Random Thoughts From A Plane
(10/11/09)
Insomnia is new to me. This is only day 3, but it sure seems like an eternity. Two nights ago there were snippets of sleep that were occupied with those strange ongoing dreams that both haunt and ravage shallow sleep. Maybe these dreams are more suitable for deep sleep, but carry too much caliber and force for the shallow slumber. Strange things happened, but I couldn’t explain them. I wonder how the human mind (namely mine) is able to conjure up such intricate plots of unimaginable weirdness. My wife tells me that she understands. She credits my capacity for the bizarre much greater than I do.
Last night I worked till 2am. I was excited to go to bed. When I got there I instantly became uncomfortably hot and stayed awake past 4am.
The alarm went off at 7am. Sure, I had no problem sleeping then.

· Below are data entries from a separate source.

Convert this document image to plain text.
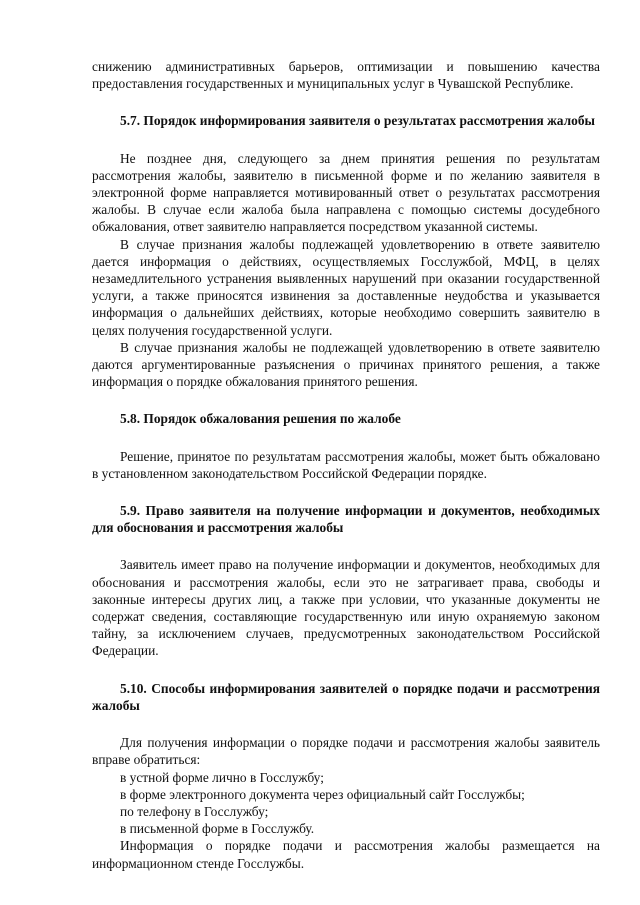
снижению административных барьеров, оптимизации и повышению качества предоставления государственных и муниципальных услуг в Чувашской Республике.

5.7. Порядок информирования заявителя о результатах рассмотрения жалобы

Не позднее дня, следующего за днем принятия решения по результатам рассмотрения жалобы, заявителю в письменной форме и по желанию заявителя в электронной форме направляется мотивированный ответ о результатах рассмотрения жалобы. В случае если жалоба была направлена с помощью системы досудебного обжалования, ответ заявителю направляется посредством указанной системы.

В случае признания жалобы подлежащей удовлетворению в ответе заявителю дается информация о действиях, осуществляемых Госслужбой, МФЦ, в целях незамедлительного устранения выявленных нарушений при оказании государственной услуги, а также приносятся извинения за доставленные неудобства и указывается информация о дальнейших действиях, которые необходимо совершить заявителю в целях получения государственной услуги.

В случае признания жалобы не подлежащей удовлетворению в ответе заявителю даются аргументированные разъяснения о причинах принятого решения, а также информация о порядке обжалования принятого решения.

5.8. Порядок обжалования решения по жалобе

Решение, принятое по результатам рассмотрения жалобы, может быть обжаловано в установленном законодательством Российской Федерации порядке.

5.9. Право заявителя на получение информации и документов, необходимых для обоснования и рассмотрения жалобы

Заявитель имеет право на получение информации и документов, необходимых для обоснования и рассмотрения жалобы, если это не затрагивает права, свободы и законные интересы других лиц, а также при условии, что указанные документы не содержат сведения, составляющие государственную или иную охраняемую законом тайну, за исключением случаев, предусмотренных законодательством Российской Федерации.

5.10. Способы информирования заявителей о порядке подачи и рассмотрения жалобы

Для получения информации о порядке подачи и рассмотрения жалобы заявитель вправе обратиться:

в устной форме лично в Госслужбу;

в форме электронного документа через официальный сайт Госслужбы;

по телефону в Госслужбу;

в письменной форме в Госслужбу.

Информация о порядке подачи и рассмотрения жалобы размещается на информационном стенде Госслужбы.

Today began at 7am EST and probably won’t end till close to midnight PST. I’ve always been able to sleep on a plane. I even read 80 pages of a semi-interesting, yet moderately boring book about a pastor named Ed who accounted his attempt to live one year like Jesus. For some reason, he felt like it was important to pray the Rosary. That confused me. Jesus didn’t pray the Rosary. As I was reading the book about Ed the pastor I was listening to a book by Stuart Copeland, my musical hero since I was ten. I was a drummer. I needed a hero. All my other teenage friends were into sports and had appropriately matched heroes to their favored sports. I didn’t like sports. I still don’t like sports. I do, however, still like the drums.
When you read a book and listen to a book at the same time, strange things begin to happen. I would suddenly be shocked when Ed the Pastor would blurt out expletives, or when Stuart Copeland the drum god would be observing a Sabbath.
I’m still not sleeping.
I’ll be honest. I know why I’m not sleeping. I don’t want to admit it, but I know. I’m pretty sure I have a mild addiction.
For 3 days, I have not taken my migraine meds. They make me tired. they dry out every drop of moisture from my head. They make me fatter than my regular level of fat. They do however, keep most of the migraines at bay.
There has been a lot of migraine activity today. I’ll be taking the fat sleepy pills the moment I reach Sand Diego. Later tonight, in Mexico, I’ll sleep. How do I know?
I’m addicted.
Writing this random information isn’t even making me sleepy. Listening to a random mix of 5 different Coldplay albums (which is pretty boring, but good), isn’t making me tired.
Maybe I’ve discovered my super power.